Это был очень условный срок, но Славянка стала терпеливо ждать.
Однако уезжать им пришлось не потому, что это стало безопасным, а как раз наоборот — оставаться было равносильно самоубийству.
Однажды Сергей с раннего утра куда-то ушел (он никогда не говорил, куда идет и когда вернется) и вернулся к вечеру. Славянка на кухне готовила нехитрый ужин, и это положение домохозяйки доставляло ей неожиданное удовольствие. В глубине души ей всегда хотелось вкусить такой вот незатейливой жизни, в которой нет погонь, интриг, перестрелок, а есть привычный, размеренный ход событий, когда, просыпаясь утром, ты знаешь, чем будет заполнен твой день, знаешь, что к десяти часам тебе предстоит идти в магазин за продуктами, в два часа начинать уборку квартиры, а ближе к вечеру — готовить ужин и дожидаться возвращения мужа, которому, может, и не понравится твоя стряпня. Такой быт осточертел миллионам женщин, но для Славянки это было в новинку, и она даже испытала какую-то гордость оттого, что теперь перестала быть девчонкой с улицы, бездомной авантюристкой, а стала почти такой же, как и те женщины, что живут по соседству с ней. Почти. Была одна червоточинка, которая не давала ей покоя, — она чувствовала, что это временно, что скоро все опять вернется в старую колею.

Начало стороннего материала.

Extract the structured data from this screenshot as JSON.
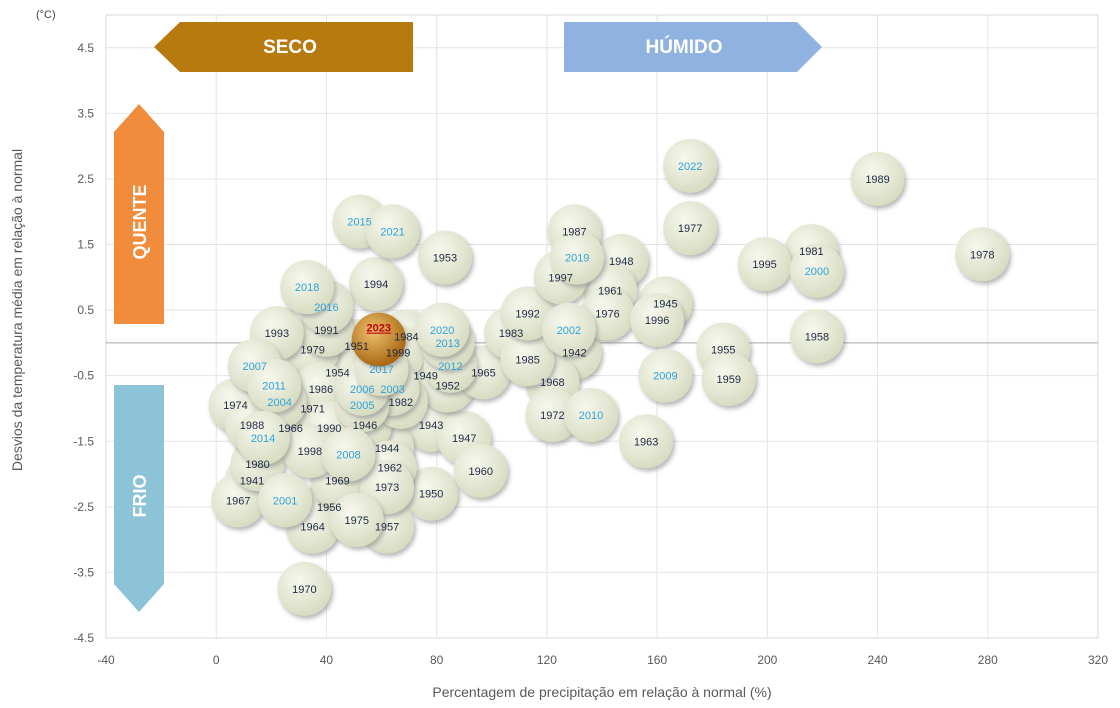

Приблизительно об этом она думала в тот вечер, стоя над шипящей сковородой, когда в прихожей вдруг громко хлопнула дверь. Испуганная Славянка увидела, что Сергей, не раздеваясь, прошёл в комнату.
Она поняла, всё кончено. От этой мысли её прошиб озноб.
— Сергей! — крикнула она, не в силах двинуться с места.
Он не ответил, и от его молчания стало ещё страшнее.
— Серёжа, что случилось?!
Он подошёл к ней. В руках у него была большая дорожная сумка, в которую они переложили все деньги.
— Мы уезжаем, — сказал он. — Сейчас же. Собирайся.
— Куда? — спросила Славянка, хлопая глазами.
— Куда-нибудь. К чёртовой матери. В Сибирь.
— Но как же… — она продолжала растерянно моргать, не зная, что сказать. — Но… А как же ужин? Я нажарила целую сковородку котлет… Ой, Господи, что я говорю!
И она вдруг заплакала от жалости к самой себе. Слезы ручьями потекли по щекам. "Всё, — думала она, скользя спиной по стене и опускаясь на корточки. — Я так и знала, что этим всё кончится…"
Сергей вытер с её лица слезы. Взял на руки, как ребёнка, и прижался губами к её щеке.
— Не плачь, дурочка, — прошептал он. — Все будет хорошо. Пока я с тобой, все будет хорошо.
Он принёс её на кухню, усадил на стол и, сев перед ней на табурет, стал целовать её колени.
— В конце концов, у нас ещё есть время, — сказал он, оторвавшись. — Ты успеешь накормить меня, а я пока объясню, что к чему.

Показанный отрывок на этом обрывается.